Die Spritpreise steigen und steigen, selbst der Diesel kostet vielerorts mehr als 2,10 Euro pro Liter. Wer nun auf ein sparsames Auto zurückgreifen kann, darf sich glücklich schätzen. Doch was hat das alles mit einem BMW X6 zu tun? Ein über 2,3 Tonnen schweres SUV-Coupé mit dem teilweisen Antlitz eines Schützenpanzers.
Eigentlich gar nichts, hätten die Münchner nicht diesen einen famosen Selbstzünder im Programm.
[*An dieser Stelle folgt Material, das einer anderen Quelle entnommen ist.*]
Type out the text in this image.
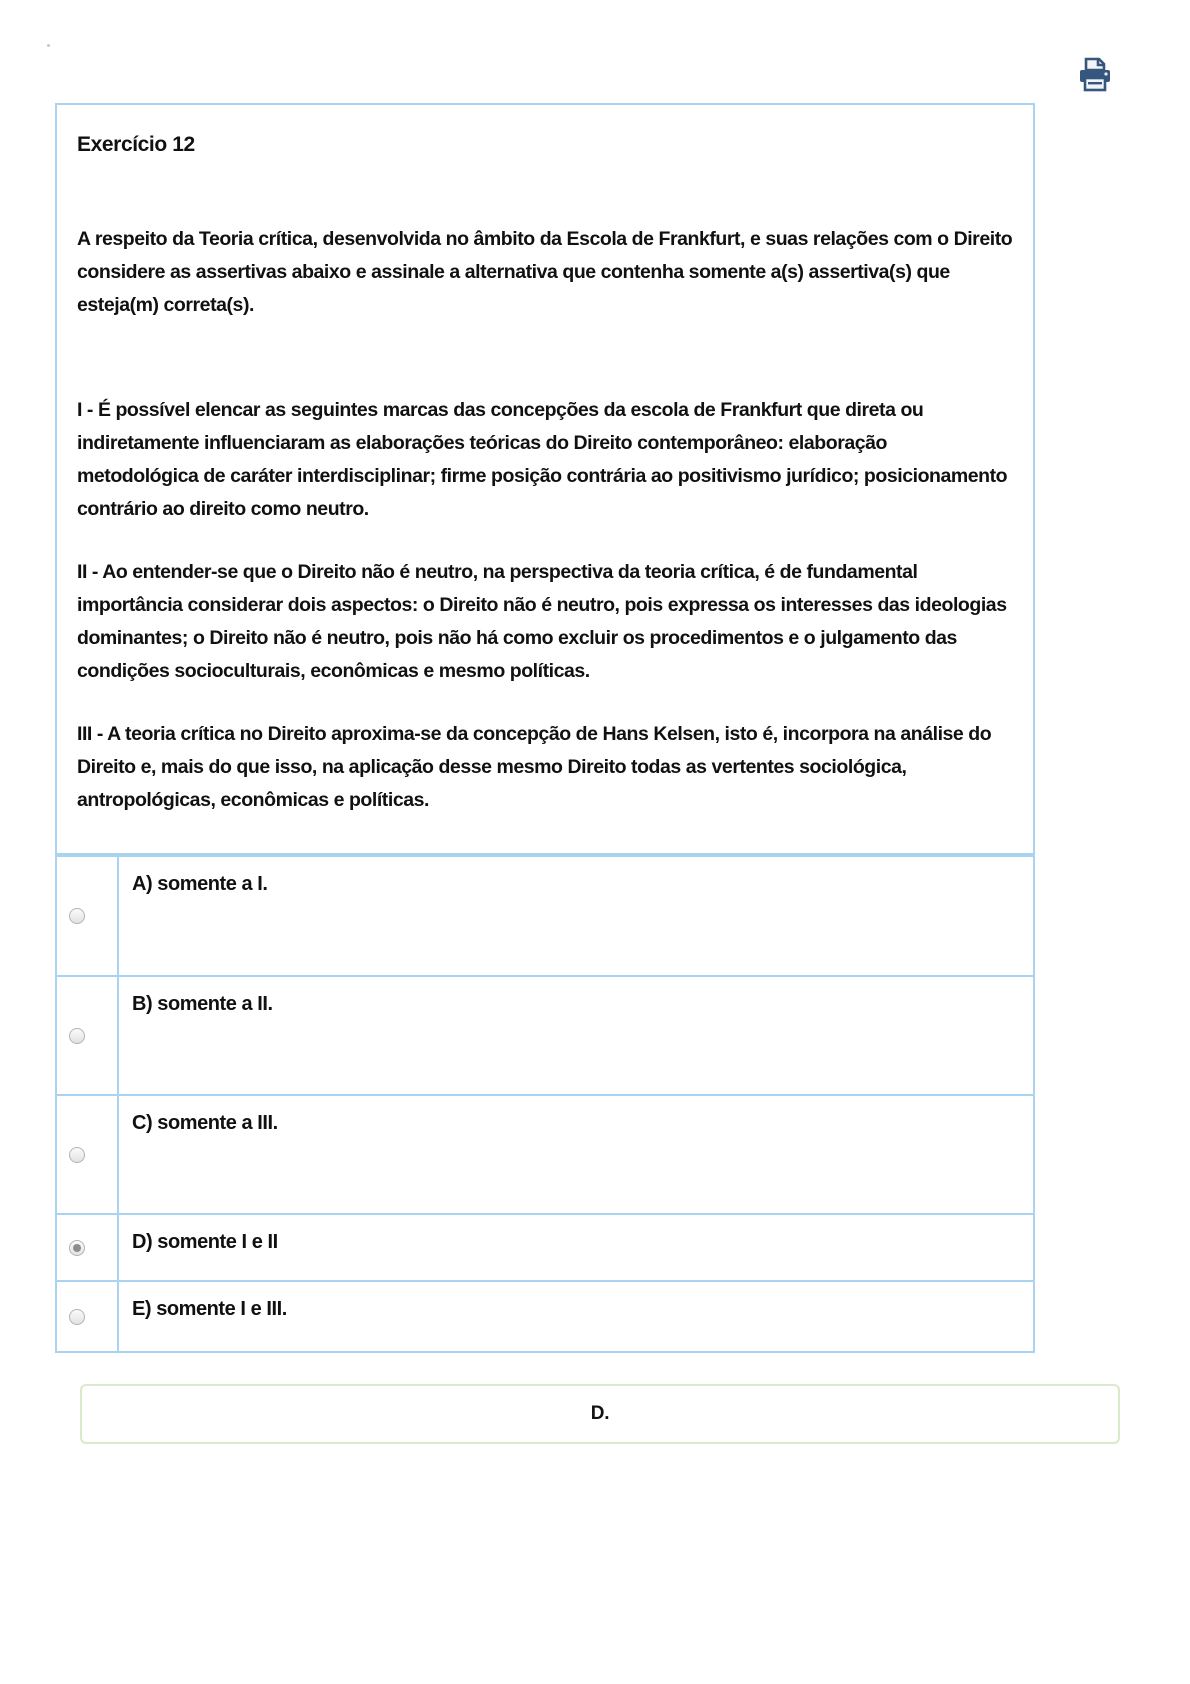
Exercício 12

A respeito da Teoria crítica, desenvolvida no âmbito da Escola de Frankfurt, e suas relações com o Direito considere as assertivas abaixo e assinale a alternativa que contenha somente a(s) assertiva(s) que esteja(m) correta(s).

I - É possível elencar as seguintes marcas das concepções da escola de Frankfurt que direta ou indiretamente influenciaram as elaborações teóricas do Direito contemporâneo: elaboração metodológica de caráter interdisciplinar; firme posição contrária ao positivismo jurídico; posicionamento contrário ao direito como neutro.

II - Ao entender-se que o Direito não é neutro, na perspectiva da teoria crítica, é de fundamental importância considerar dois aspectos: o Direito não é neutro, pois expressa os interesses das ideologias dominantes; o Direito não é neutro, pois não há como excluir os procedimentos e o julgamento das condições socioculturais, econômicas e mesmo políticas.

III - A teoria crítica no Direito aproxima-se da concepção de Hans Kelsen, isto é, incorpora na análise do Direito e, mais do que isso, na aplicação desse mesmo Direito todas as vertentes sociológica, antropológicas, econômicas e políticas.

A) somente a I.
B) somente a II.
C) somente a III.
D) somente I e II
E) somente I e III.
D.
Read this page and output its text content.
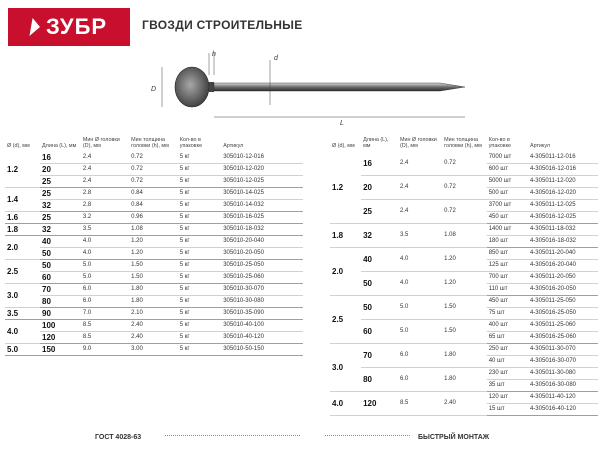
ЗУБР	ГВОЗДИ СТРОИТЕЛЬНЫЕ
h
d
D
L
Ø (d), мм	Длина (L), мм	Мин Ø головки (D), мм	Мин толщина головки (h), мм	Кол-во в упаковке	Артикул
1.2	16	2.4	0.72	5 кг	305010-12-016
	20	2.4	0.72	5 кг	305010-12-020
	25	2.4	0.72	5 кг	305010-12-025
1.4	25	2.8	0.84	5 кг	305010-14-025
	32	2.8	0.84	5 кг	305010-14-032
1.6	25	3.2	0.96	5 кг	305010-16-025
1.8	32	3.5	1.08	5 кг	305010-18-032
2.0	40	4.0	1.20	5 кг	305010-20-040
	50	4.0	1.20	5 кг	305010-20-050
2.5	50	5.0	1.50	5 кг	305010-25-050
	60	5.0	1.50	5 кг	305010-25-060
3.0	70	6.0	1.80	5 кг	305010-30-070
	80	6.0	1.80	5 кг	305010-30-080
3.5	90	7.0	2.10	5 кг	305010-35-090
4.0	100	8.5	2.40	5 кг	305010-40-100
	120	8.5	2.40	5 кг	305010-40-120
5.0	150	9.0	3.00	5 кг	305010-50-150
Ø (d), мм	Длина (L), мм	Мин Ø головки (D), мм	Мин толщина головки (h), мм	Кол-во в упаковке	Артикул
1.2	16	2.4	0.72	7000 шт	4-305011-12-016
				600 шт	4-305016-12-016
	20	2.4	0.72	5000 шт	4-305011-12-020
				500 шт	4-305016-12-020
	25	2.4	0.72	3700 шт	4-305011-12-025
				450 шт	4-305016-12-025
1.8	32	3.5	1.08	1400 шт	4-305011-18-032
				180 шт	4-305016-18-032
2.0	40	4.0	1.20	850 шт	4-305011-20-040
				125 шт	4-305016-20-040
	50	4.0	1.20	700 шт	4-305011-20-050
				110 шт	4-305016-20-050
2.5	50	5.0	1.50	450 шт	4-305011-25-050
				75 шт	4-305016-25-050
	60	5.0	1.50	400 шт	4-305011-25-060
				65 шт	4-305016-25-060
3.0	70	6.0	1.80	250 шт	4-305011-30-070
				40 шт	4-305016-30-070
	80	6.0	1.80	230 шт	4-305011-30-080
				35 шт	4-305016-30-080
4.0	120	8.5	2.40	120 шт	4-305011-40-120
				15 шт	4-305016-40-120
ГОСТ 4028-63	БЫСТРЫЙ МОНТАЖ
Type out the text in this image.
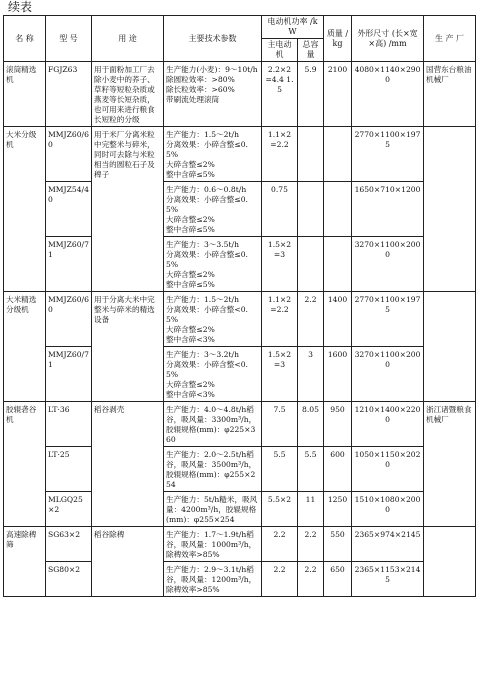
续表
名 称	型 号	用 途	主要技术参数	电动机功率 /kW		质量 /kg	外形尺寸 (长×宽×高) /mm	生 产 厂
				主电动机	总容量			
滚筒精选机	FGJZ63	用于面粉加工厂去除小麦中的荞子、草籽等短粒杂质或燕麦等长短杂质，也可用来进行粮食长短粒的分级	生产能力(小麦)：9～10t/h
除圆粒效率：>80%
除长粒效率：>60%
带刷流处理滚筒	2.2×2 =4.4 1.5	5.9	2100	4080×1140×2900	国营东台粮油机械厂
大米分级机	MMJZ60/60	用于米厂分离米粒中完整米与碎米，同时可去除与米粒相当的圆粒石子及稗子	生产能力：1.5～2t/h
分离效果：小碎含整≤0.5%
大碎含整≤2%
整中含碎≤5%	1.1×2 =2.2			2770×1100×1975	
	MMJZ54/40		生产能力：0.6～0.8t/h
分离效果：小碎含整≤0.5%
大碎含整≤2%
整中含碎≤5%	0.75			1650×710×1200	
	MMJZ60/71		生产能力：3～3.5t/h
分离效果：小碎含整≤0.5%
大碎含整≤2%
整中含碎≤5%	1.5×2 =3			3270×1100×2000	
大米精选分级机	MMJZ60/60	用于分离大米中完整米与碎米的精选设备	生产能力：1.5～2t/h
分离效果：小碎含整<0.5%
大碎含整≤2%
整中含碎<3%	1.1×2 =2.2	2.2	1400	2770×1100×1975	
	MMJZ60/71		生产能力：3～3.2t/h
分离效果：小碎含整<0.5%
大碎含整≤2%
整中含碎<3%	1.5×2 =3	3	1600	3270×1100×2000	
胶辊砻谷机	LT·36	稻谷剥壳	生产能力：4.0～4.8t/h稻谷，吸风量：3300m³/h，胶辊规格(mm)：φ225×360	7.5	8.05	950	1210×1400×2200	浙江诸暨粮食机械厂
	LT·25		生产能力：2.0～2.5t/h稻谷，吸风量：3500m³/h，胶辊规格(mm)：φ255×254	5.5	5.5	600	1050×1150×2020	
	MLGQ25×2		生产能力：5t/h糙米，吸风量：4200m³/h，胶辊规格(mm)：φ255×254	5.5×2	11	1250	1510×1080×2000	
高速除稗筛	SG63×2	稻谷除稗	生产能力：1.7～1.9t/h稻谷，吸风量：1000m³/h，除稗效率>85%	2.2	2.2	550	2365×974×2145	
	SG80×2		生产能力：2.9～3.1t/h稻谷，吸风量：1200m³/h，除稗效率>85%	2.2	2.2	650	2365×1153×2145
Drei Liter Hubraum, sechs Zylinder in Reihe und 340 PS stark hält der mindestens 86.600 Euro teure „xDrive40d“ (Kraftstoffverbrauch kombiniert: 7,9-6,8 l/100 km; CO2-Emissionen kombiniert: 206-179 g/km)² die Fahne für den Sportdiesel ganz weit hoch in den Wind. Dabei beerbt der Biturbo den bereits seit 2020 nicht mehr angebotenen Quadturbo des M50d, dessen Erhalt einzig für Kontinentaleuropa BMW zu teuer gekommen wäre.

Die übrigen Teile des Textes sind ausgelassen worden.